El Ermito es un río de montaña, cuyo trayecto, de
algo más de una legua y media, acaba en el joven y brioso Jarama, a la altura
de la umbrosa ladera del Hayedo de Montejo. Habrá que verlo tras el asolador
estío, pero el día 6 de mayo daba la impresión de ser un río con pretensiones.
Cuando dejé el coche junto al área recreativa del hayedo, el fragor de Jarama era el rey de la soledad de la mañana. Según el
mapa, necesité un único paso para cruzar la raya que separa las provincias de
Madrid y Guadalajara. Por la margen izquierda del río, el camino comienza una
templada pero perseverante subida que me habría de llevar hasta las
inmediaciones de la cuerda de La Pinilla. Me orillé para dejar paso al vehículo
de un forestal de Castilla-La Mancha. Mi desconocimiento de los periodos de
veda, me llevó a temer lo peor; por delante de mí había visto subir un par de furgonetas,
lo que podía significar alguna actividad relacionada con la caza. Cuando el
forestal se paró a mi altura, maquinalmente comencé a urdir una ruta
alternativa. Afortunadamente, todo aquel trajín tenía como objeto la quema controlada
de la chasca resultante del desbroce del pasado año. Se interesó por mis mapas
y por la ruta que iba a seguir. Más tarde, cuando llegué a la zona de trabajo,
la cuadrilla se afanaba en su labor, tomando, en todo momento, las oportunas
precauciones para evitar la propagación descontrolada del fuego.
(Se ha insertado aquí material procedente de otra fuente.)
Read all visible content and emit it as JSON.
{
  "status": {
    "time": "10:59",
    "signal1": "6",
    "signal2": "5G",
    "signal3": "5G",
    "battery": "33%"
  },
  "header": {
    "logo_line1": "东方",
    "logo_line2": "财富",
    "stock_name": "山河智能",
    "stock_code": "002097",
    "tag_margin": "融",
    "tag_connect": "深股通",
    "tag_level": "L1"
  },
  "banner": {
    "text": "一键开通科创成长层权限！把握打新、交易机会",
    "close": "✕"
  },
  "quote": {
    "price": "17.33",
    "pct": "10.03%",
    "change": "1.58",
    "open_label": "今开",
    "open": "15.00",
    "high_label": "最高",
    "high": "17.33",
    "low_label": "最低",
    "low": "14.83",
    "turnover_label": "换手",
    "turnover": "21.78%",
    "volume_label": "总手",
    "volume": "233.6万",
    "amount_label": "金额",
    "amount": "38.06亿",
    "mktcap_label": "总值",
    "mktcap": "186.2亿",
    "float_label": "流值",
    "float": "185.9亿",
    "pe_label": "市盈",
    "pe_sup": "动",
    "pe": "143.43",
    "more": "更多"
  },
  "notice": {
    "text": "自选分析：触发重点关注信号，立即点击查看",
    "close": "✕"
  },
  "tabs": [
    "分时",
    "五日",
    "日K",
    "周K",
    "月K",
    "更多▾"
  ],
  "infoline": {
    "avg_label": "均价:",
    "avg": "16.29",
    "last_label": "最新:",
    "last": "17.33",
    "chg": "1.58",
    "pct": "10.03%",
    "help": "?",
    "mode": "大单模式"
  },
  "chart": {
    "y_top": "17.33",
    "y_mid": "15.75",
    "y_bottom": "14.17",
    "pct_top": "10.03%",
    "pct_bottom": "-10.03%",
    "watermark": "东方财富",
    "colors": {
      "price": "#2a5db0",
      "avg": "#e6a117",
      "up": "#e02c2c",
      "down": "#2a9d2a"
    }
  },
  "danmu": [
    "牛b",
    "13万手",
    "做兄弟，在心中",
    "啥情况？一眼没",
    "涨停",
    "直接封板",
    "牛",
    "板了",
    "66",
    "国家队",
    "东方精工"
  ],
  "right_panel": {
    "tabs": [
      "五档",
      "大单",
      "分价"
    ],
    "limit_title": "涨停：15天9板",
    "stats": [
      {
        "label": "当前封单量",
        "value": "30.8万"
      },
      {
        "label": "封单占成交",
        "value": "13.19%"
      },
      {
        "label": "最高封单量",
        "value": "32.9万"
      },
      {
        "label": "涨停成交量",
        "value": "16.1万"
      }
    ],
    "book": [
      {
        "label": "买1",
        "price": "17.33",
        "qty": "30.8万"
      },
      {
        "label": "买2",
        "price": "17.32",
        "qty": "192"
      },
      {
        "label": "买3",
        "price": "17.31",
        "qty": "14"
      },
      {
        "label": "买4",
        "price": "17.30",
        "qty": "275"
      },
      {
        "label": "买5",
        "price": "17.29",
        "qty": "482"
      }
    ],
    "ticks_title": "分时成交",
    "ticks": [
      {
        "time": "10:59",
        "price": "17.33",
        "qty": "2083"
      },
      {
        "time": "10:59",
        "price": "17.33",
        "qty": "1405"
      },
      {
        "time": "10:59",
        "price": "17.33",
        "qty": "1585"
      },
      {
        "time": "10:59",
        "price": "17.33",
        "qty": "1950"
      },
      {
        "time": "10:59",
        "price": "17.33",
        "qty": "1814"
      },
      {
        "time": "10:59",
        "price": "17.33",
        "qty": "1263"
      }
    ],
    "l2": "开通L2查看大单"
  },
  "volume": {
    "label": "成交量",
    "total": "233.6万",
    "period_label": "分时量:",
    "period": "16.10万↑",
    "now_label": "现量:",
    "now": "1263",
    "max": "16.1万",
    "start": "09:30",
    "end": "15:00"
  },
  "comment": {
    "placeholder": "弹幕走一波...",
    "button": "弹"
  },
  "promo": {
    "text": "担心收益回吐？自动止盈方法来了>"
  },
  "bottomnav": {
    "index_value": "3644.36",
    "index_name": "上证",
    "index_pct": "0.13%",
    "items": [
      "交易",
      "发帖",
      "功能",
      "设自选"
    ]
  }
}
El fuerte
calor desprendido por el llamear de la chamarasca, me obligó a pasar por la
otra orilla del camino.
Poco a poco, como en una carrera de relevos, el
joven Jarama cede el testigo del bullicio de sus aguas al murmullo susurrante
de las del Ermito. El camino, sin separarse en demasía de la corriente, invita
a un extenso muestrario forestal. Regado por todos los arroyos que bajan por la
Ladera del Agua Fría, el terreno, básicamente ocupado por un extenso rebollar,
está recamado por viejos ejemplares de roble albar, hayas, abedules, tejos,
acebos, álamos temblones, servales, cerezos silvestres, majuelos, y algunos más
que el caminante lamenta no conocer. Y todo esto en un aislamiento que
contrasta con la masiva afluencia de visitantes al vecino Hayedo de Montejo.
A unos dos kilómetros del manadero del río,
cuando media docena de cantarines arroyos han aportado su caudal al Ermito, el
camino gira 180º y, en una sucesión de zetas imposibles, asciende al cordal
bajo la vigilancia de la impresionante mole del Cerrón. Entonces desaparece la
vegetación arbórea, y se adueñan del terreno los piornos y, sobre todo, el
brezal. En la cota 2000, con la mirada llena de paisajes inexplicables, el
caminante, orientado al septentrión, distingue la inconfundible silueta del
Pico del Lobo, con los restos del tinglado construido para instalar un remonte,
y que el inmisericorde viento se encargó de echar abajo.
La hora de la comida sonó a los pies del cerro de
La Calahorra. Allí, mientras comía, me pregunté sobre los orígenes de aquellas
formaciones rocosas, donde, en una extraña simbiosis, se mezclan los esquistos
de doradas micas, con las lechosas cuarcitas. Desde aquel merendero natural, la
sosegadora visión del accidentado valle del Jarama y más al fondo, perdida
entre la bruma, la Sierra de la Cabrera. A partir del verde collado, el camino
se descuelga hacia el final de la ruta, descendiendo cuatrocientos metros en un
par de kilómetros. Nuevamente el rebollar, ahora alfombrado de verdes escobares
y, como evidencia de la vida animal, los embarrados bañaderos de los jabalíes.
Así llegué hasta el mismo lugar donde, por la mañana, había comenzado mi
andadura, y en el que el olor a leña quemada seguía siendo perceptible.
Después, ya camino de Madrid, pasado el Puerto de
El Cardoso, el refresco en la Fuente del Collado y, a continuación, antes de
llegar a la N-1, una sinfonía de pueblos serranos: Montejo de la Sierra,
Prádena del Rincón, Gandullas y Buitrago del Lozoya.